Acordes de Empréstimo Modal

por: Fábio Cavalcante

As escalas modais podem ser usadas na harmonização dentro do sistema tonal e a música brasileira é muito rica neste processo. Tem origem aí os chamados acordes de empréstimo modal. Estes podem ter duas causas: quando são frutos de alguns dos modos antigos (dórico, frígio e etc.), ou quando “Acordes do modo menor (são) usados no modo maior paralelo e vice-versa” (CHEDIAK). Os de maior interesse agora são os primeiros, pois trabalham com todas as escalas antigas.

A melodia acima é diatônica (em Dó maior) e pode ser facilmente harmonizada por acordes unicamente diatônicos, como o modelo: C7+ / F7+ ; G9 / F7+ ; G(sus) / Am ; Em7 / Dm7 ; G(sus) / C7+ //

Para se empregar as escalas modais nessa harmonização, deve-se atentar para que as notas dadas na melodia pertença à escala modal de onde se extraiu determinado acorde.

Este Db7+ no segundo compasso vem do modo frígio sobre dó. No caso, um acorde construído sobre o II° deste modo.

Modo frígio em dó
Acorde de II° sobre frígio em dó

Há modulação, mas não troca de tônica. O termo ‘modulação’ já é bem sugestivo. Ele diz: mudou o modo – a disposição intervalar – construído sobre o primeiro grau – que por sua vez permanece o mesmo (no caso dó). Saber identificar a escala modal é fundamental para, por exemplo, improvisar sobre este trecho.

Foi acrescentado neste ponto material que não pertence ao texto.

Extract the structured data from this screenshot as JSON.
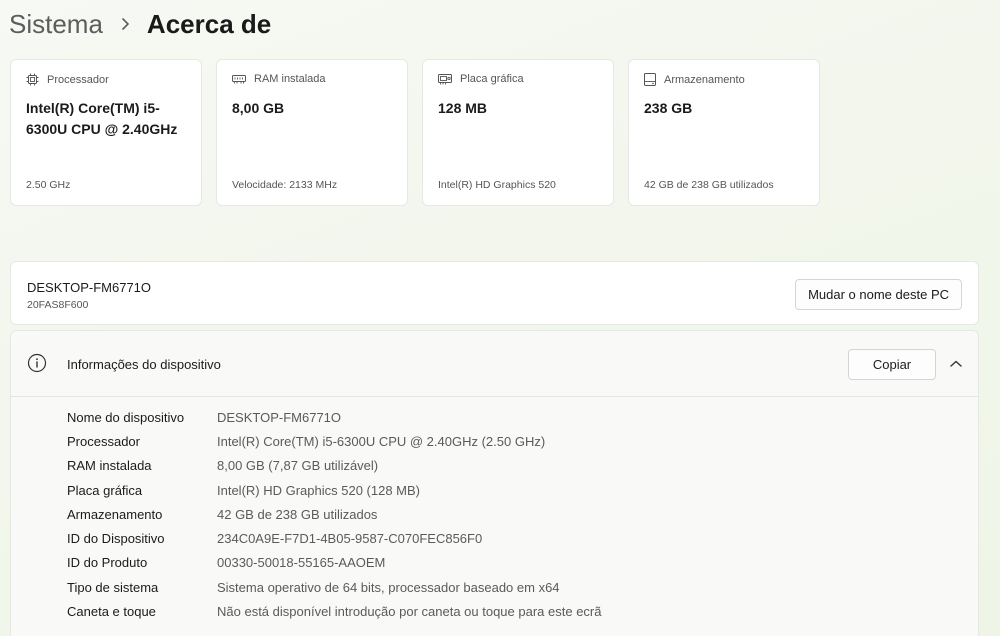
{
  "breadcrumb": {
    "parent": "Sistema",
    "current": "Acerca de"
  },
  "icons": {
    "chevron": "chevron-right-icon",
    "processor": "processor-chip-icon",
    "ram": "memory-icon",
    "graphics": "graphics-card-icon",
    "storage": "storage-drive-icon",
    "info": "info-icon",
    "collapse": "chevron-up-icon"
  },
  "cards": [
    {
      "label": "Processador",
      "value": "Intel(R) Core(TM) i5-6300U CPU @ 2.40GHz",
      "sub": "2.50 GHz"
    },
    {
      "label": "RAM instalada",
      "value": "8,00 GB",
      "sub": "Velocidade: 2133 MHz"
    },
    {
      "label": "Placa gráfica",
      "value": "128 MB",
      "sub": "Intel(R) HD Graphics 520"
    },
    {
      "label": "Armazenamento",
      "value": "238 GB",
      "sub": "42 GB de 238 GB utilizados"
    }
  ],
  "pc": {
    "name": "DESKTOP-FM6771O",
    "model": "20FAS8F600",
    "rename_label": "Mudar o nome deste PC"
  },
  "device_info": {
    "title": "Informações do dispositivo",
    "copy_label": "Copiar",
    "rows": [
      {
        "key": "Nome do dispositivo",
        "value": "DESKTOP-FM6771O"
      },
      {
        "key": "Processador",
        "value": "Intel(R) Core(TM) i5-6300U CPU @ 2.40GHz (2.50 GHz)"
      },
      {
        "key": "RAM instalada",
        "value": "8,00 GB (7,87 GB utilizável)"
      },
      {
        "key": "Placa gráfica",
        "value": "Intel(R) HD Graphics 520 (128 MB)"
      },
      {
        "key": "Armazenamento",
        "value": "42 GB de 238 GB utilizados"
      },
      {
        "key": "ID do Dispositivo",
        "value": "234C0A9E-F7D1-4B05-9587-C070FEC856F0"
      },
      {
        "key": "ID do Produto",
        "value": "00330-50018-55165-AAOEM"
      },
      {
        "key": "Tipo de sistema",
        "value": "Sistema operativo de 64 bits, processador baseado em x64"
      },
      {
        "key": "Caneta e toque",
        "value": "Não está disponível introdução por caneta ou toque para este ecrã"
      }
    ]
  }
}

Nesta proposta de improviso encontramos no primeiro compasso uma evolução sobre a escala de Dó Maior. Na primeira metade do 2° compasso, uma evolução sobre a escala frígia de dó, e o desenvolvimento volta à dó maior no acorde de Dm (II°).

  • Uma harmonização completa para o trecho:
  • O Bb7+ do terceiro compasso é um acorde construído sobre o VII° de um dó Dórico:
  • O Em7(5b) (4° comp.), III° de um mixolídio em dó:
  • E o Láb7+ do penúltimo compasso como VI° de um dó eólio (menor natural):

As análises para esses acordes não podem ser vistas como definitivas quando apresentadas unicamente desta forma – a melodia cifrada. Isto porque devemos considerar o arranjo final como fator auditivo preponderante da verdadeira definição da função de cada um desses acordes. O Ab7+ pode ser utilizado também como VI° de um fígio em dó, e não somente como VI° da escala homônima menor.

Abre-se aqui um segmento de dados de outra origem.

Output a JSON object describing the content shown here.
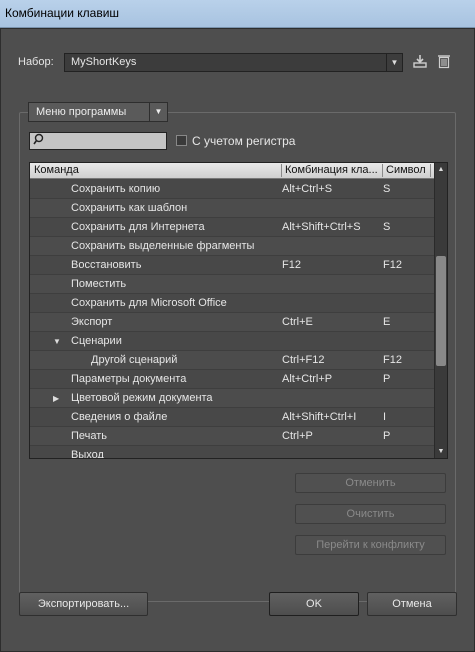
{
  "window": {
    "title": "Комбинации клавиш"
  },
  "set": {
    "label": "Набор:",
    "value": "MyShortKeys"
  },
  "icons": {
    "save": "save-to-disk-icon",
    "delete": "trash-icon"
  },
  "menu_select": {
    "value": "Меню программы"
  },
  "search": {
    "placeholder": "",
    "value": ""
  },
  "case_checkbox": {
    "label": "С учетом регистра",
    "checked": false
  },
  "table": {
    "headers": [
      "Команда",
      "Комбинация кла...",
      "Символ"
    ],
    "rows": [
      {
        "command": "Сохранить копию",
        "shortcut": "Alt+Ctrl+S",
        "symbol": "S",
        "indent": 0,
        "arrow": ""
      },
      {
        "command": "Сохранить как шаблон",
        "shortcut": "",
        "symbol": "",
        "indent": 0,
        "arrow": ""
      },
      {
        "command": "Сохранить для Интернета",
        "shortcut": "Alt+Shift+Ctrl+S",
        "symbol": "S",
        "indent": 0,
        "arrow": ""
      },
      {
        "command": "Сохранить выделенные фрагменты",
        "shortcut": "",
        "symbol": "",
        "indent": 0,
        "arrow": ""
      },
      {
        "command": "Восстановить",
        "shortcut": "F12",
        "symbol": "F12",
        "indent": 0,
        "arrow": ""
      },
      {
        "command": "Поместить",
        "shortcut": "",
        "symbol": "",
        "indent": 0,
        "arrow": ""
      },
      {
        "command": "Сохранить для Microsoft Office",
        "shortcut": "",
        "symbol": "",
        "indent": 0,
        "arrow": ""
      },
      {
        "command": "Экспорт",
        "shortcut": "Ctrl+E",
        "symbol": "E",
        "indent": 0,
        "arrow": ""
      },
      {
        "command": "Сценарии",
        "shortcut": "",
        "symbol": "",
        "indent": 0,
        "arrow": "▼"
      },
      {
        "command": "Другой сценарий",
        "shortcut": "Ctrl+F12",
        "symbol": "F12",
        "indent": 1,
        "arrow": ""
      },
      {
        "command": "Параметры документа",
        "shortcut": "Alt+Ctrl+P",
        "symbol": "P",
        "indent": 0,
        "arrow": ""
      },
      {
        "command": "Цветовой режим документа",
        "shortcut": "",
        "symbol": "",
        "indent": 0,
        "arrow": "▶"
      },
      {
        "command": "Сведения о файле",
        "shortcut": "Alt+Shift+Ctrl+I",
        "symbol": "I",
        "indent": 0,
        "arrow": ""
      },
      {
        "command": "Печать",
        "shortcut": "Ctrl+P",
        "symbol": "P",
        "indent": 0,
        "arrow": ""
      },
      {
        "command": "Выход",
        "shortcut": "",
        "symbol": "",
        "indent": 0,
        "arrow": ""
      }
    ]
  },
  "buttons": {
    "undo": "Отменить",
    "clear": "Очистить",
    "goto_conflict": "Перейти к конфликту",
    "export": "Экспортировать...",
    "ok": "OK",
    "cancel": "Отмена"
  }
}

São elementos como notas de passagem, ornamentos ou um improviso acompanhante que irão definir essas funções.

No exemplo abaixo, o Ab7+ é VI° de uma escala menor.

A nota diferencial das duas funções no caso é o ré – que aparece bemolizado no primeiro exemplo (caracterizando a escala frígia sobre dó); e natural no exemplo seguinte.

São vários os acordes de empréstimo modais que podem ocupar um trecho como o 2° compasso do exemplo já dado.

E por sua vez, cada uma dessas opções podem ser analisadas de diferentes modos. Vejamos:

  • O acorde Db7+ pode ser encontrado nas escalas frígia e lócria em dó – e portanto qualquer uma dessas duas podem ser trabalhadas no arranjo;
  • Eb7+.9 pode ter vindo do dó Dórico ou do dó eólio;
  • Gb7+ só pode pertencer à escala lócria, em dó;
  • Bb7+ é acorde derivado ou da escala mixolídia ou da dórica em dó
  • Fm7 pode pertencer ao dó eólio, dó frígio e ao dó lócrio;
  • Bbm7 é encontrado nas escalas frígia e lócria em dó;
  • E este Bb7 só temos na escala eólia em dó.

Há um limite para estes tipos de acordes. Este limite é definido com base em um elemento: a melodia a ser harmonizada.

Continuando no mesmo exemplo, repare como os acordes que surgiram são todos derivados de escalas acidentadas com bemóis. A explicação está na nota final (dó) e na nota a ser harmonizada (fá).

Pelo ciclo das quintas, a primeira escala em dó a apresentar um sustenido seria a lídia.

Mas a nota sustenizada é justamente o fá, a nota exigida na melodia. Evidentemente, em todas as demais escalas posteriores do ciclo não encontraremos o fá natural; e nenhum acorde das mesmas, portanto, servirá como apoio à melodia; a menos que se realize um trabalho de polimodalidade, o que não é o caso aqui.